Just a change of guard can redeem the fortunes of a school that is unable to serve and meet the expectations of its students. Teachers and students can stay put but the appointment of a new leader can bring about magical results. One of the weapons in Wayman’s arsenal was love. Love can be the missing silver bullet in a school’s quest for improved learning outcomes. If found, love and positive vibes can change a school.

Leaders who demonstrate total faith in the capabilities of all students have a whole world to gain. Leaners tend to reward handsomely principals and teachers who care. Rebel students can be born again and become responsible and law abiding students. In his research on the persisting culture of low achievement in Botswana secondary schools, Professor Jaap Kuiper came out with an interesting observation corroborating Wayman’s story that positivity unleashes the potential of every learner and that a discriminatory approach is self-destructive. Kuiper exposed the dangers of neglecting less gifted students. He said, “students are not given enough attention: particularly those that need extra support (those not in the top-streams). They get the opposite of what they need: they are faced with teachers that do not believe in them and thus largely ignore them.

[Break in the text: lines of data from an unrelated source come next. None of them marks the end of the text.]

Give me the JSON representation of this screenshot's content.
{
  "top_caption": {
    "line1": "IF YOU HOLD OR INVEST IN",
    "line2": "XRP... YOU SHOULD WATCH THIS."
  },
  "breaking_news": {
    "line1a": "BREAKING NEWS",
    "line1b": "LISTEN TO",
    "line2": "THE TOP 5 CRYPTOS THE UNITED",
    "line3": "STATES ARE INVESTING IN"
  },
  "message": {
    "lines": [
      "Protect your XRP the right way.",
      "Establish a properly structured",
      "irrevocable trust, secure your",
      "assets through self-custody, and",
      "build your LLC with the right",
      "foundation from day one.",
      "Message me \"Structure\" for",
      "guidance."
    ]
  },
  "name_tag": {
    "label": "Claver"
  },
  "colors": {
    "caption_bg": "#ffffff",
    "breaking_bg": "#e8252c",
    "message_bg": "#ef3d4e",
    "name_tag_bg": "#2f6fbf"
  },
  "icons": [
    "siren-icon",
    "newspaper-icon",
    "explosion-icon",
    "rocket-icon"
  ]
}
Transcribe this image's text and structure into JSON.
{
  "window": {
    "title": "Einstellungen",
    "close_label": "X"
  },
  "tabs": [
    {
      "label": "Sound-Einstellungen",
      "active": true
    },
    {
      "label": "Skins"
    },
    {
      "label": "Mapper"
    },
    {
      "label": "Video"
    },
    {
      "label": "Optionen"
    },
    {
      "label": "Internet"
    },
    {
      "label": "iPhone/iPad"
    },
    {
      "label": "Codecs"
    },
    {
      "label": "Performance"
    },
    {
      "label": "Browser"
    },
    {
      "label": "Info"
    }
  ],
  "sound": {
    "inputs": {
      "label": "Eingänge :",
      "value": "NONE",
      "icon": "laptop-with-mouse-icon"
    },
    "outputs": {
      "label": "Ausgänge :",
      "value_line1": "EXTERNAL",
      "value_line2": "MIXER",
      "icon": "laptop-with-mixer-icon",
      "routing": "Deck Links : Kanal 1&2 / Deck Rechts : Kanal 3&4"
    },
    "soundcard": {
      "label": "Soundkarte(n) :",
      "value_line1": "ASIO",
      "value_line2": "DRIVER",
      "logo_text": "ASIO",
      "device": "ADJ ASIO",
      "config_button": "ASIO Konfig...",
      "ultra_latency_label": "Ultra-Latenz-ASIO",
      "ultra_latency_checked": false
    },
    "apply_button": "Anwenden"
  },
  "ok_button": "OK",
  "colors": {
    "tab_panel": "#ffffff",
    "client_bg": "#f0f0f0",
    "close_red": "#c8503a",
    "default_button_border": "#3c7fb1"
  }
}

This creates a self-fulfilling prophecy: students feel they are labelled as weak, they see themselves as weak, the teachers see them as weak and give them little attention, they then are ill-prepared for the examinations and thus they fail: apparently fulfilling the prophecy that everyone knew they would do so.” The few students the school system places on a pedestal tend to fare better because they do not only get more attention but they have an added advantage of being expected to be masters of their own destiny. All schools should stand on a positive foundation. Students, regardless of their backgrounds and circumstances, enter school grounds with high hopes and expectations. Save for a few rebels and non-conformists, many students have an abiding respect and unwavering faith in their teachers both as role models and destiny connectors. Once admitted into the school system, children eventually switch allegiance from their parents to their teachers. Every parent can give testimony in this regard. This is demonstrated by the fact that when holding difficult conversations with their parents, children would often take refuge in what the teacher said. In the eyes of students, the word of the teacher is sacrosanct. When the teacher had said it is so and so, it is must be accepted as gospel truth and there is nothing parents can do about it. While children love and respect their parents, a school has the power to successfully wrestle the lime light from parents.

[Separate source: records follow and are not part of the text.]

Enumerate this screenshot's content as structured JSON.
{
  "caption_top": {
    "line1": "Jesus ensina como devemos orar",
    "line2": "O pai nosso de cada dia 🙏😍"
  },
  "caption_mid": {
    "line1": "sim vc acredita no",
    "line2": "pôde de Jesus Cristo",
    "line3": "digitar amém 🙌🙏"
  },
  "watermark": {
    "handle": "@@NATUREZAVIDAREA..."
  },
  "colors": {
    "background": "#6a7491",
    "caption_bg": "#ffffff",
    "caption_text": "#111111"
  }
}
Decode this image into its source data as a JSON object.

Therefore it goes without saying that students can ‘crash land’ if the school environment were to behave and conduct its business in a manner not consistent with the learner’s preconceived expectations and hopes. Because it is considered a paragon of perfection and a game changer, a school must look and play the part. There should be no room for faltering. Excellence is the profession of a school and therefore underachievement and mediocrity are alien to it. Any school that has now become synonymous with lawlessness, anarchy, chaos and poor learning outcomes should be flushed out of the system. The simple reason being it would have lost the justification to continue to exist.